Dielectric coatings play an important role in achieving desired performance of III-V semiconductor opto-electronic devices. Dense, closely packed thin films are required to protect the surface, such as light emitting or receiving facets, of opto-electronic devices from contamination and oxidation. Antireflection coatings (AR) are also required on light emitting or receiving facets to increase the quantum efficiency of opto-electronic devices.
Dielectric thin films providing low midgap interface state density are required, in particular on light emitting facets, to minimize non-radiative energy-dissipating processes such as carrier recombination via interface states. Carrier recombination is known to trigger a process at laser facets called thermal runaway causing device failure especially when operated at high optical power.
Inversion channel field effect devices require dielectric films providing an unpinned Fermi level and low density of interface states below midgap (p-channel device) or above midgap (n-channel device) at the dielectric/semiconductor interface. Further, hysteresis-free, capacitance-voltage characteristics with excellent reproducibility of flatband voltage, small flatband voltage shift, and small frequency dispersion are required.

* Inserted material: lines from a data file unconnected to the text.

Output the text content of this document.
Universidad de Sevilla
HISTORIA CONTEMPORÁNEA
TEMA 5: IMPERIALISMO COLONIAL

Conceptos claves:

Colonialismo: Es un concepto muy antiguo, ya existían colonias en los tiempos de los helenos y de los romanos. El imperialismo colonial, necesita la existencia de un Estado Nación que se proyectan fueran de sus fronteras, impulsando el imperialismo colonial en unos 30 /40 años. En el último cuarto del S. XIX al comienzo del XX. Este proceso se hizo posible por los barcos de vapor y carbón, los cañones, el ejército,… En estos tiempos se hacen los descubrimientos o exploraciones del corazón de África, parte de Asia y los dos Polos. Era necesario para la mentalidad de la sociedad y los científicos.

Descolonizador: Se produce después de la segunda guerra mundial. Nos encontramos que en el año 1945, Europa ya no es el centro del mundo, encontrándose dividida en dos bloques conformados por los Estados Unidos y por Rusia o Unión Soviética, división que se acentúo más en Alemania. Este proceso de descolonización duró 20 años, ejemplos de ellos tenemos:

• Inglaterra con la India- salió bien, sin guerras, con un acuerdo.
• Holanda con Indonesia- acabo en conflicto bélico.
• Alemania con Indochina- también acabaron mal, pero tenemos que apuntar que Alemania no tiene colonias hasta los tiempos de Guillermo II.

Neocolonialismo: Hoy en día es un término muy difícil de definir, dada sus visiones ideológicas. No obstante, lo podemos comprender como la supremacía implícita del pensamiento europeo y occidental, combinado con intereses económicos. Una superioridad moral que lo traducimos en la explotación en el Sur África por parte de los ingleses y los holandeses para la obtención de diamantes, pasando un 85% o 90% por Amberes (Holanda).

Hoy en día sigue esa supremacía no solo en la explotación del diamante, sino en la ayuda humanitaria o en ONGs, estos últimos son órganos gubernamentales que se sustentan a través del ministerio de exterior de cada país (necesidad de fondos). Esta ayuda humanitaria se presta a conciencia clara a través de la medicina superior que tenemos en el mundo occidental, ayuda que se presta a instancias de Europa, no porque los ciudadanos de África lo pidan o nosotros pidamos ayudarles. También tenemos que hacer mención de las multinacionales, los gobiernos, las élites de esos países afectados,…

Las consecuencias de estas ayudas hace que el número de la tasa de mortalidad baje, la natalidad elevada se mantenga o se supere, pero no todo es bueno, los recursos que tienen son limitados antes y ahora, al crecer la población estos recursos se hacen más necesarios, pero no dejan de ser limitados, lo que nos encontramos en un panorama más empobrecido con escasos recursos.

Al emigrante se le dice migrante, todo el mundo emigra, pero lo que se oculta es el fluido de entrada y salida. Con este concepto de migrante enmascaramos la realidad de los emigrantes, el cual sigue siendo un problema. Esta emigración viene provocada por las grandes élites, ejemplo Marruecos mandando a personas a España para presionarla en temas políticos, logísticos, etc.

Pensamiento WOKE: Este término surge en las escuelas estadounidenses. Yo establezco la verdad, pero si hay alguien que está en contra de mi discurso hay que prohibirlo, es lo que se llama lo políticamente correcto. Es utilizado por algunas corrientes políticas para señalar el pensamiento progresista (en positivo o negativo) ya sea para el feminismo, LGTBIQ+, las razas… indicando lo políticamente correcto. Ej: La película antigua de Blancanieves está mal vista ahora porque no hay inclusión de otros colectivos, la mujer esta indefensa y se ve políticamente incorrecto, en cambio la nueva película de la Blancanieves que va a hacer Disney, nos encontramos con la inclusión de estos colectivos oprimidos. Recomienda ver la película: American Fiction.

Also, passivation of states on exposed surfaces of electronic III-V devices requires low density of midgap interface states. A variety of materials have been proposed for such layers including ZrO2, Al2O3, SiOx, SiNx, SiNxOy, Y2O3, stabilized ZrO2, borosilicate glass and gallium oxide. Al2O3, SiOx, SiNx, SiNxOy, and borosilicate glass layers are fabricated with dielectric properties, but exhibit a pinned Fermi level near midgap with a midgap state density above 1013 cm−2eV−1 when deposited on bare III-V semiconductor layers. The midgap interface state density is in a range between 7×1011 cm−2eV−1 and 1013 cm−2eV−1 when deposited on GaAs samples previously treated by liquid or dry surface passivation techniques.
It is well known to those skilled in the art that a major shortcoming of GaAs-based semiconductor materials is the typically relatively poor quality and/or instability of the semiconductor/insulator interfaces produced by prior art methods. For instance, there is more difficulty with “native” oxides on GaAs than on InP. The quality of these interfaces is typically substantially less than the quality routinely attained in the Si/SiO, system.
In particular, the quality of GaAs/insulator interfaces typically is insufficient for many device applications, e.g., for GA-based MOSFETs or HBTs. Indeed, there are indications that in GaAs, the Fermi level is pinned even if the surface is atomically clean, requiring unpinning of the Fermi level. By “quality” of the semiconductor/oxide interface it is in reference to such device-relevant parameters as interface state density, interface recombination velocity, and thermo-chemical and photochemical stability.
Other attempts have been proposed to provide GaAs-based semiconductor/gallium oxide layer structures that yield interfaces of substantially improved quality. For example, it has been proposed in U.S. Pat. No. 5,821,171 to Hong et al. to provide a thin dielectric film on a GaAs-based semiconductor body having a major surface. The thin dielectric film comprises Ga2O3 fabricated by electron-beam evaporation of a single crystal, high purity Gd3Ga5O12, complex compound on substrates kept at a temperature within a range of from 40° to 370° C. and in a vacuum at or greater than 1×10−10 Torr. The major surface is prepared, prior to forming the thin dielectric film upon the major surface, to be substantially atomically clean. The major surface is atomically cleaned using any appropriate technique that results in essentially complete desorption of native oxide and other impurities from the surface.
Although this GaAs-based semiconductor/gallium oxide layer structure may yield interfaces of substantially improved quality, the process of preparing the structures is not particularly commercially feasible due to the requirements of the major surface having to be substantially atomically clean (the desorption of the native oxide layer) prior to forming the dielectric film and the forming of the dielectric layer in a very high vacuum environment.
In view of the advantages potentially available from GaAs-based electronic devices (e.g., FETs, HBTs) and integrated circuits, it would be highly desirable to have available a commercially practical method of making a GaAs-based semiconductor/gallium oxide layer structure that can yield interfaces of substantially improved quality.